Beispiele, wie der Staat für die Religionsgemeinschaften entsprechende Vorkehrungen schafft, sind:
- die Stellung der Kirchen als „Körperschaften des öffentlichen Rechts“, wodurch den Kirchen konkrete Organisationsmöglichkeiten gegeben werden (z. B. das Steuerrecht).
- Der Status einer „Körperschaft des öffentlichen Rechts“ ist keine Vorbedingung für Religionsfreiheit.
- In Deutschland gibt es keine „staatlich anerkannten“ Religionsgemeinschaften und die Mehrzahl der Religionsgesellschaften hat keinen Körperschaftsstatus.
- Das Selbstbestimmungsrecht der Kirchen in „ihren eigenen“ Angelegenheiten, z. B. in Form eines kirchenspezifischen Arbeitsrechts.
- Die Religionsgesellschaften haben (nur) ein garantiertes Selbstverwaltungsrecht. Dass die Kirchen ein „Selbstbestimmungsrecht“ hätten, und darüber auch selbst bestimmen könnten, was zu „ihren eigenen Angelegenheiten“ hört, ist eine praktizierte, aber dennoch im Widerspruch zu mehreren Verfassungsgrundsätzen stehende Ausweitung dieses Selbstverwaltungsrechts.
- Die Gleichheitsgrundsätze, die positive wie die negative Religionsfreiheit u.a.m. setzen den Religionsgesellschaften und Weltanschauungsgemeinschaften sehr enge Grenzen innerhalb derer sie einen „Tendenzschutz“ formulieren dürfen – nur für ihr Personal der Leitung und der Verkündigung.
- Das jetzige kirchenspezifische Arbeitsrecht ist ein Verstoß gegen den Gleichheitsgrundsatz (Art. 3 GG) sowie gegen das Recht auf gewerkschaftliche Organisation (Art. 9 Abs. 3 GG)
- Neben diesen „eigenen“ gibt es eine Reihe „gemeinsamer Angelegenheiten“, z.

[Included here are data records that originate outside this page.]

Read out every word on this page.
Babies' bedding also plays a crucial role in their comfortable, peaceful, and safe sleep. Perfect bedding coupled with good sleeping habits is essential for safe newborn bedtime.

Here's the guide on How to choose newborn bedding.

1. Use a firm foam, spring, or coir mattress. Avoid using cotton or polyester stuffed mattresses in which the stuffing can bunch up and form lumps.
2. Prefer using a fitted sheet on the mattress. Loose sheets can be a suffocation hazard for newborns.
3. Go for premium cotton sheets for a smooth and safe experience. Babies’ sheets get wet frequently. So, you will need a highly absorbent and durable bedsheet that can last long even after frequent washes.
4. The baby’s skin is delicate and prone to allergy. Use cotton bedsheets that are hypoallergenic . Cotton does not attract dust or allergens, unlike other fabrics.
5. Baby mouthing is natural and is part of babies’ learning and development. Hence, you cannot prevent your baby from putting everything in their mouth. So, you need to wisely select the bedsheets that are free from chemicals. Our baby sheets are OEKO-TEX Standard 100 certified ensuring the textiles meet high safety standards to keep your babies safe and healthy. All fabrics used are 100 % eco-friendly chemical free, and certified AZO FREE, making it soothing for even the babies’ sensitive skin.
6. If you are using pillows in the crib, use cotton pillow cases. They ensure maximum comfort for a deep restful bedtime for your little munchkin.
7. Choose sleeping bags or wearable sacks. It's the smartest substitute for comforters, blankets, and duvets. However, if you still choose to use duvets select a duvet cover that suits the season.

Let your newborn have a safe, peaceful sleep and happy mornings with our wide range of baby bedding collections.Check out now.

B. die Militärseelsorge und den Religionsunterricht, der nach Art. 7, Abs. 3 Grundgesetz „ordentliches Unterrichtsfach“ ist.
- Ausschließlich der Religionsunterricht und die Überlassung der bürgerlichen Steuerlisten zur Kirchensteuerberechnung sind nach dem Grundgesetz „gemeinsame Angelegenheiten“. Die Militärseelsorge (ebenso wie die Anstaltsseelsorge, die im Text nicht genannte Polizeiseelsorge etc.) ist nur „zuzulassen“ und nicht zu finanzieren.
- In diesen Zusammenhang der Religionsfreiheit gehört auch der grundgesetzlich verbürgte Schutz des Sonntags als „Tag der Arbeitsruhe und der seelischen Erhebung“ (Art. 139 Weimarer Reichsverfassung in Verbindung mit Art. 140 Grundgesetz).
- Der vorhandene Schutz des Sonntags, aber vielfach durchlöcherte „Tag der Arbeitsruhe“ (Pastoren, Polizisten, Krankenschwestern und Pfleger, Mitarbeiter des öffentlich-rechtlichen und des privaten Rundfunks, Zeitungsdrucker, Bäcker, Tankwarte, Beschäftigte des ÖPNV etc. etc.), ermöglicht es den Kirchenmitgliedern ungestört zur Kirche zu gehen.
- Auf welche Weise ein Bürger seine „seelische Erhebung“ realisiert - sei es durch Kirchgang, Spazierengehen, Ausschlafen und im Bett bleiben, ins Fußballstadion gehen, blasphemische Verse dichten u. v. a. m. – ist seine Privatsache und geht weder den Staat noch die Religionsgesellschaften etwas an.
- Dass nur die Christen „ihren“ Ruhetag garantiert bekommen haben, hat sicher etwas mit den damaligen Mehrheitsverhältnissen zu tun, aber nicht mit Religionsfreiheit. Anderenfalls müsste man ja annehmen, die Religionsfreiheit der Juden und Muslime sei beeinträchtigt, weil ihre Feiertage nicht in gleicher Weise geschützt sind.